Jalan menikung ke kiri, kembali kami dihadapkan pada stage yang cukup sulit, patahan gua
menyerupai retakan harus kami lalui, kami berjalan berurutan, jalan sempit dan
berliku sempat membuat ciut dalam melangkah, dikarenakan banyak percabangan
yang menipu, saya berjalan berlahan sambil menunggu pemandu mengejar ke barisan depan.
Masih
memasuki lorong sempit dan penuh liku,
pemandu menghentikan langkah, kali ini lobang kecil dengan tinggi ± 30 cm menghadang
kami, merayap satu-satunya jalan untuk melewati jalan ini.

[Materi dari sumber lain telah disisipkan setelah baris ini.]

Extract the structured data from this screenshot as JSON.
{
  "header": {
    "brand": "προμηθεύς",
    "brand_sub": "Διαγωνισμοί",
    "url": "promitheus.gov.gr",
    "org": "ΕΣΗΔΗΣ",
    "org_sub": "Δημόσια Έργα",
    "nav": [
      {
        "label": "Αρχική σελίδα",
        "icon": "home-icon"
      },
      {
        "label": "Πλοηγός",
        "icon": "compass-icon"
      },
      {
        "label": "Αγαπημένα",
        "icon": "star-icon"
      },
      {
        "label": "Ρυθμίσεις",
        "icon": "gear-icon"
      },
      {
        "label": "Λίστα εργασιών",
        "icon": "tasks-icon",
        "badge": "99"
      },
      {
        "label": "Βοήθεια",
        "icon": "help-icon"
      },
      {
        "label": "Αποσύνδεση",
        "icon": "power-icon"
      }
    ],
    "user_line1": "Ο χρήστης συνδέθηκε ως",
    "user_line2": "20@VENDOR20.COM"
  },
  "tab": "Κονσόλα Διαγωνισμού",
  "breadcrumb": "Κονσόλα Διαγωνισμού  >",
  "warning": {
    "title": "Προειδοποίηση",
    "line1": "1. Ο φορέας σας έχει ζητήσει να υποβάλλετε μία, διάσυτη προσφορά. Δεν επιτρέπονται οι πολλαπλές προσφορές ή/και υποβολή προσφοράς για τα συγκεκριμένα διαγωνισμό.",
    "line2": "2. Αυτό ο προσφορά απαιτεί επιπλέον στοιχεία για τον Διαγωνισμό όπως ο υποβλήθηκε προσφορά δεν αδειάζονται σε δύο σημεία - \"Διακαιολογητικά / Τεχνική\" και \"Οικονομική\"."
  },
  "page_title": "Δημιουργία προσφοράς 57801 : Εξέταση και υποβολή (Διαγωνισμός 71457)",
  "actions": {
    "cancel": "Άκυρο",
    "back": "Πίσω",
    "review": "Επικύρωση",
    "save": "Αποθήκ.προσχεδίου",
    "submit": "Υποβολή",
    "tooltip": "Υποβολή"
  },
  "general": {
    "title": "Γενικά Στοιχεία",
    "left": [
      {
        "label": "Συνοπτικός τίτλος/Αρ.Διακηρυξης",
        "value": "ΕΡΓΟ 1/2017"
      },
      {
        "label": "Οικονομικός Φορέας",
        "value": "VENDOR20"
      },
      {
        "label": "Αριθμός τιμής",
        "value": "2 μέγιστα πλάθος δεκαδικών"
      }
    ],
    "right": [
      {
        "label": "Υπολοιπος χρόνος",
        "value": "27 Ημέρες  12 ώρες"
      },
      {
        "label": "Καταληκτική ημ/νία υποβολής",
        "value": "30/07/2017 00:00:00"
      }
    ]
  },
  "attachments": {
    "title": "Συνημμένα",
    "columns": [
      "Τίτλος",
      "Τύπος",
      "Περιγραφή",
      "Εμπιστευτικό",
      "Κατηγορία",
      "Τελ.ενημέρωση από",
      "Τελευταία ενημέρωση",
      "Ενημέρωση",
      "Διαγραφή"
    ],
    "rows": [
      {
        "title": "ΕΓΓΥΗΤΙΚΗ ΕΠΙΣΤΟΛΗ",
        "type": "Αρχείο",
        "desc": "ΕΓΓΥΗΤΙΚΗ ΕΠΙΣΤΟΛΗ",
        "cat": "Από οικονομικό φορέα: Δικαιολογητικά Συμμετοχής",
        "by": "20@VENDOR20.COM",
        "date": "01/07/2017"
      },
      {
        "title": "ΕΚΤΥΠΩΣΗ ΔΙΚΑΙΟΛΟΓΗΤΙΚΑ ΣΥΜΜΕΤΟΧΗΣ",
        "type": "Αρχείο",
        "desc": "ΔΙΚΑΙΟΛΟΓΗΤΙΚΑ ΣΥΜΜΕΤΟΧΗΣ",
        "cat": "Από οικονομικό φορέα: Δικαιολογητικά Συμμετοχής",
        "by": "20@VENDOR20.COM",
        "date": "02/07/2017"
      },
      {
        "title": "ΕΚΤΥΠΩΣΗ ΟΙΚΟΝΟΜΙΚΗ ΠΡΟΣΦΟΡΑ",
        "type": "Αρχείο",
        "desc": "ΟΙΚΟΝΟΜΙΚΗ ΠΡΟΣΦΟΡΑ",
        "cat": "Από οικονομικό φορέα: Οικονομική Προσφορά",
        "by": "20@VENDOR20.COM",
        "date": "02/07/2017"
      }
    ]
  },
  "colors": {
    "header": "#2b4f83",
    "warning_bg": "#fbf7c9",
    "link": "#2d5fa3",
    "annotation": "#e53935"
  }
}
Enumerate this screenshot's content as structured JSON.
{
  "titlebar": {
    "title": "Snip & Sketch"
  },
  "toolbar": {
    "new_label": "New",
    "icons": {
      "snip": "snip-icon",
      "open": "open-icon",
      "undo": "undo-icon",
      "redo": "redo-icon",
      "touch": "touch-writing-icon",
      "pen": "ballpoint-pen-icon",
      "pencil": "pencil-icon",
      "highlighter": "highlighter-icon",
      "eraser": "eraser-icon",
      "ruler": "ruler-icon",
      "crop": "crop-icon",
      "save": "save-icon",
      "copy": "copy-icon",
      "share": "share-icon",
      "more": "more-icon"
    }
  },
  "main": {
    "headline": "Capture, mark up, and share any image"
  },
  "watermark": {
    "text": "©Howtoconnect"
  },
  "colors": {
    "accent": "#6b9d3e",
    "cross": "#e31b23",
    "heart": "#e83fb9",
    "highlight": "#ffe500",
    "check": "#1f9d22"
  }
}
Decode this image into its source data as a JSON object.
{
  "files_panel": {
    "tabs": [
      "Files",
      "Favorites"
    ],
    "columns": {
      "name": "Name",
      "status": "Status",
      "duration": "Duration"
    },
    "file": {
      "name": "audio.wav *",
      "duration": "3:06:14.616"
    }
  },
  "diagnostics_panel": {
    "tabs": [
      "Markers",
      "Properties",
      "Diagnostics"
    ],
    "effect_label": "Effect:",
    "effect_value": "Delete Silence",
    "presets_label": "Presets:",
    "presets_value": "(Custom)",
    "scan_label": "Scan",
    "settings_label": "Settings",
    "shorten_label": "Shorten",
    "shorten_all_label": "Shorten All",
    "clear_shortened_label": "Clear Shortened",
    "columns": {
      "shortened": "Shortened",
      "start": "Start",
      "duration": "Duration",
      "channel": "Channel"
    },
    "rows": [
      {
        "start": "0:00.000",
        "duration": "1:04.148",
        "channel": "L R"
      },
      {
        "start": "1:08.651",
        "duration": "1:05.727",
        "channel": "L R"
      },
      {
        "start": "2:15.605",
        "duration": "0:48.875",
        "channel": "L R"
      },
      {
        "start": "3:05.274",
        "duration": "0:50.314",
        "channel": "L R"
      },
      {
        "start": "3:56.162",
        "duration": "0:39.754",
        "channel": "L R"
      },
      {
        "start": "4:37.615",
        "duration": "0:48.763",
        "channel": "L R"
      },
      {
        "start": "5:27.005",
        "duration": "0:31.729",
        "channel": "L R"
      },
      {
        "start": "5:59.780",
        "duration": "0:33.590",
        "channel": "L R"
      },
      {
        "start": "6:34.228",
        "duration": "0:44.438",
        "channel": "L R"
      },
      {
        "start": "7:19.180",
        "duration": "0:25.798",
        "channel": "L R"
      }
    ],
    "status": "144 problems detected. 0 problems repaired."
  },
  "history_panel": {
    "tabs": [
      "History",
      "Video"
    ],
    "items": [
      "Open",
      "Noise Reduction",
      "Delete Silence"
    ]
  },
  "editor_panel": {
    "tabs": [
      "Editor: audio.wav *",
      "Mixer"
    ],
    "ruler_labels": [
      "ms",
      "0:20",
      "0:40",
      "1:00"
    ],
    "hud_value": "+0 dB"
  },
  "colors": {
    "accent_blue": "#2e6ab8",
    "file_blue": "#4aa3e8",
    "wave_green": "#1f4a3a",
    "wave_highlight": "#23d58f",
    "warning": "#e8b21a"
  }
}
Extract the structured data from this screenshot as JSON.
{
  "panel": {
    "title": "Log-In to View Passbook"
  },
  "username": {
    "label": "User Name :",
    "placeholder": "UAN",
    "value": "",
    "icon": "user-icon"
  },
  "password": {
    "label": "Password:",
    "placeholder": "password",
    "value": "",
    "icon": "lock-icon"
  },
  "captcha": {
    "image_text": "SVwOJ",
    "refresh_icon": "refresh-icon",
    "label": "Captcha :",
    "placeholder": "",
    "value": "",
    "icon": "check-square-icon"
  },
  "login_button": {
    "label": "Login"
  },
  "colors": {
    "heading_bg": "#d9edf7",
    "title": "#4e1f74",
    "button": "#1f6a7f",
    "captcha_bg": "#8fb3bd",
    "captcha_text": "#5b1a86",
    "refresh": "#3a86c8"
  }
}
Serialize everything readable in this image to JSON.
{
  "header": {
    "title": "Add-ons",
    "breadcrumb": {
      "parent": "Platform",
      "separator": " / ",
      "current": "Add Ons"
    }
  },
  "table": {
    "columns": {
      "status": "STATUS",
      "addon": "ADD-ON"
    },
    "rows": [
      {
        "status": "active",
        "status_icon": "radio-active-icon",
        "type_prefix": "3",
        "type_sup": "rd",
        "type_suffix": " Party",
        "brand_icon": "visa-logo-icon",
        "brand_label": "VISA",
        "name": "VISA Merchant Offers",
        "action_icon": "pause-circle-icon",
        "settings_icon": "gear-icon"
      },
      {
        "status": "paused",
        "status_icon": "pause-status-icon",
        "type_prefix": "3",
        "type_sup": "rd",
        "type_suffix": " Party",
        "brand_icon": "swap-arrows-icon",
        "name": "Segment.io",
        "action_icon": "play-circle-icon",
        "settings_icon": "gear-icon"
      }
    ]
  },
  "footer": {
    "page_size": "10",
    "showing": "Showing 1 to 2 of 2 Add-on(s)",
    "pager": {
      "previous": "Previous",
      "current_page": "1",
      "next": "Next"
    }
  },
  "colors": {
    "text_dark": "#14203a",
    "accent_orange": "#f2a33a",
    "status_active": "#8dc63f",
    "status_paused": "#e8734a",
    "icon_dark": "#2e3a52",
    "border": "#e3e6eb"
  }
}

Satu persatu kami
masuk kedalam, untunglah panjang lorong tidak lebih dari 2 meter, dan kami bisa
berdiri tegak kembali.
Lorong sempit ini memaksa kami harus antri memasukinya,
jumlah personel yang banyak dan tempat yang sempit membuat saya dan teman-teman
harus menunggu diujung, sementara oksigen semakin menipis dititik kami berdiri.
Saya putuskan untuk berjalan mendahului yang lain,
beberapa teman yang sudah melewati lorong saya ajak untuk menjauhi.
Waktu terus berjalan, semakin masuk kedalam bumi semakin
sulit medan yang kami lalui, tak
banyak ornament stalagtit dan stalagmite yang kami temui, dikarenakan memang
patahan ini jarang terdapat ornamentnya.
Langkah kami kembali terhenti oleh jurang 3 tingkat,
masing-masing tingkat bervariasi ketinggiannya, tingkat pertama 4 meter,
tingkat kedua 3 meter dan tingkat ketiga 2 meter.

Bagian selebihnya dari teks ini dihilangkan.